TUTTI PAZZI PER JEP. I NUOVI CODICI DELLO STILE ITALIANO

L’abito blu notte per le feste eleganti, quello di lino bianco con il Borsalino e le scarpe bicolori per il giorno (con i calzini beige chiari, tocco da vecchissima scuola che funziona se la classe è classe vera), la giacca rosso pompeiano e quella arancione perché non c’è nulla di più attraente della sprezzatura, la pochette nel taschino anche quando si guarda il panorama dalla terrazza di casa, sdraiati sull’amaca con un drink in mano.

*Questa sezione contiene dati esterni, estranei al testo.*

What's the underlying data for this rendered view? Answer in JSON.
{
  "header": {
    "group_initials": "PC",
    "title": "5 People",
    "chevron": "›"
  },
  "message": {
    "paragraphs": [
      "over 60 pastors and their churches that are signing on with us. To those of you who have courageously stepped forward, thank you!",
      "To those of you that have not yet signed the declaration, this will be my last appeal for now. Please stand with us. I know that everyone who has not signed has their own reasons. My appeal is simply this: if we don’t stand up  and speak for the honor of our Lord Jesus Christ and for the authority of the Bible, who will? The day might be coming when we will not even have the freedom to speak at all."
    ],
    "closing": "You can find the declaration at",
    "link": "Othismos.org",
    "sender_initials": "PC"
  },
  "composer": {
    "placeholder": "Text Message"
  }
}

La grande bellezza che in questi giorni conquista l’America (The New Yorker scrive «il volto di Toni Servillo è uno dei tesori del cinema moderno», The New Republic travolta dall’entusiasmo butta lì un volutamente esagerato «Servillo meglio di Fellini», con New York Times e Los Angeles Times che pubblicano recensioni da incorniciare, la nomination al Golden Globe, il cammino verso l’Oscar con l’ammissione alla shortlist per la nomination a miglior film straniero) riceve applausi senza budget da kolossal o effetti speciali: o meglio, gli effetti speciali sono la bravura di Paolo Sorrentino, la fotografia di Luca Bigazzi, il volto di Servillo (cfr The New Yorker o quel titolo di «giocoliere di nuances» del quale l’ha insignito The Nation), la colonna sonora che mescola Carrà e Venditti con Górecki e Martynov. Oltre, ovviamente, all’effetto speciale numero uno: Roma. Che nell’incipit stronca subito un turista con il suo panorama.

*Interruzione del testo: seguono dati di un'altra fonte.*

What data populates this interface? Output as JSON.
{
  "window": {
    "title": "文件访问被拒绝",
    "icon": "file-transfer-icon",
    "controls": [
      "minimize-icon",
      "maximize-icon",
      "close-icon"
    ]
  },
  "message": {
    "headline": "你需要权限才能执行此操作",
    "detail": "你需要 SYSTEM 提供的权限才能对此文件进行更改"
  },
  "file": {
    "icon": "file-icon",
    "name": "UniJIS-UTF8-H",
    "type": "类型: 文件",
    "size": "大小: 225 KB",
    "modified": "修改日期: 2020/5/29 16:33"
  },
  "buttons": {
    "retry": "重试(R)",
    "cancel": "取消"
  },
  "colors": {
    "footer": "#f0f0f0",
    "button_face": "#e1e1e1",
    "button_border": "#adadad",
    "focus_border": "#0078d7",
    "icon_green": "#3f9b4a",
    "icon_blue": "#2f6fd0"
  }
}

Ma i costumi pensati da Daniela Ciancio (che, d’altronde, ha studiato con Piero Tosi, il più grande) sono la star segreta del film, e uno dei motivi per i quali all’estero è piaciuto così tanto (americani a parte, basta leggere le recensioni dei britannici Daily Telegraph e The Guardian). Gli abiti di Toni Servillo sono fatti a Napoli come il suo personaggio, Jep Gambardella: «made in Naples» o meglio alle porte della città, a Casalnuovo, nel laboratorio di Cesare Attolini, storica sartoria napoletana con 150 sarti, controllo qualità maniacale e 90% del fatturato realizzato all’estero.
Cesare è figlio di Vittorio che rivoluzionò la giacca inglese negli anni 30 togliendo fodera e spalline e rendendola quasi leggera come una camicia; oggi continua a dirigere la casa affidata ai figli Massimiliano e Giuseppe. Che hanno curato personalmente le prove degli abiti di Servillo (bonus insolito nel mondo del cinema, ha potuto tenere i costumi utilizzati per La grande bellezza ). Le cravatte di Jep Gambardella — che Esquire americano ha paragonato a «un amalgama di Jay McInerney, Tom Wolfe e Gay Talese — sono firmate Tino Cosma, le scarpe Tod’s e Hogan, i cappelli del fiorentino Marzi, gli occhiali Luxottica. Tutto made in Italy.
Perché Jep — il cui sorriso, come ha scritto The New Yorker, «è a metà strada tra Pulcinella e un imperatore deposto, che già pregusta la tristezza che si leva, come fumo, da ogni esplosione di divertimento» — ha 65 anni, dieci più di Servillo: usare un attore più giovane permette a Sorrentino e Ciancio di regalare a Jep un guardaroba eccentrico. E sapendo quanto è difficile dosare il colore nel guardaroba maschile Ciancio con gli abiti di Attolini usa un solo elemento fortemente colorato su una tela neutra (a parte il fazzoletto da taschino che, contro la tendenza attuale abbastanza minimalista, Jep porta esibito senza complessi).
E in una stagione da Oscar nella quale impazzano il Leonardo DiCaprio yuppie truffaldino anni 80 (vestito Armani) di The Wolf of Wall Street e gli anni 70 con paurosi mega-revers e mega-colletti per gli uomini (peraltro le donne in Halston vintage sono sempre meravigliose) di American Hustle , è bello vedere lo stile senza tempo di Jep Gambardella, che dimostra come l’Italia avrà tanti problemi ma non quello di non sapere cos’è la bellezza.